Source: RBC, VanEck, FactSet. Data as of December 2021. Past performance is not indicative of future results
The chart above shows the price-to-cash-flow (P/CF) multiple commanded by gold stocks (as measured by GDMNTR) from 2006 to present. The average P/CF multiple during the 2006 to 2011 gold bull market period, when the gold price averaged $991, was near 15x. In stark contrast, today, with a gold price of $1,800, that multiple stands at around 8x. Other valuation metrics paint a similar picture.
Source: Scotiabank. Data as of October 2021. Note: All-In Sustaining Costs generally reflect the full cost of gold production from current operations and typically include adjusted operating costs, sustaining capital expenditures, corporate, general and administrative expenses, and exploration expenses. Past performance is not indicative of future results.
Source: VanEck, FactSet. Data as of September 2021. Note: EBITDA = Earnings Before Interest, Taxes, Depreciation, and Amortization; FCF = Free Cash Flow. Past performance is not indicative of future results.
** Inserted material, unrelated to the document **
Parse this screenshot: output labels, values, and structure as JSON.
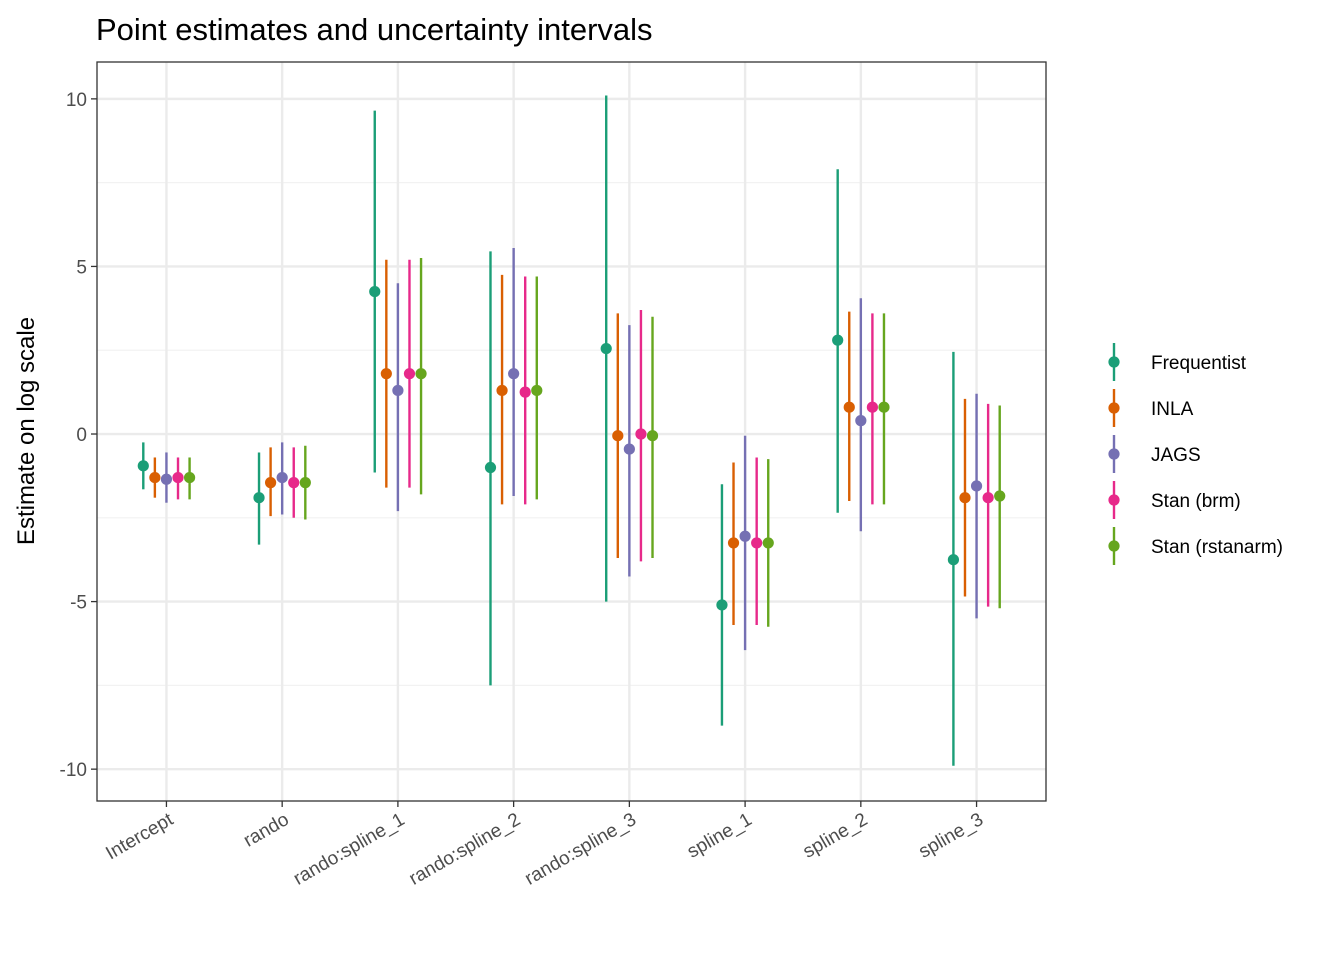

The argument could be made that, to earn back their old multiples, gold miners need to demonstrate that they can sustain this level of profitability over the longer-term by continuing to post good results and delivering consistent value creation. We believe that even in a scenario of sustained (rather than increasing) gold prices, miners’ performance so far justifies a re-rating that brings valuations more in line with historical averages and reflects the significantly improved position of the gold mining sector. However, it may take the resumption of the gold bull market to achieve substantially higher valuation multiples for the gold mining equities.
Gold miners are also demonstrating increased sustainability efforts and commitments, further improving their re-rating potential. Newmont (2.29% of net assets) announced this month that the company has entered into a strategic alliance with Caterpillar (not held) intended on transform mining by delivering a fully connected, automated, zero carbon emitting, end-to-end mining system. A fleet of 26 electric vehicles is expected to be deployed in underground and open pit operations by 2027, would should support Newmont’s net zero carbon goal by 2050.
1U.S. Headline Consumer Price Index (CPI) is a measure of the average change in the price for goods and services paid by urban consumers between any two time periods. It can also represent the buying habits of urban consumers.
2Arca Gold Miners Index (GDMNTR) is a modified market capitalization-weighted index comprised of publicly traded companies involved primarily in the mining for gold.
3MVIS Global Junior Gold Miners Index (MVGDXJTR) is a rules-based, modified market capitalization-weighted, float-adjusted index comprised of a global universe of publicly traded small- and medium-capitalization companies that generate at least 50% of their revenues from gold and/or silver mining, hold real property that has the potential to produce at least 50% of the company’s revenue from gold or silver mining when developed, or primarily invest in gold or silver.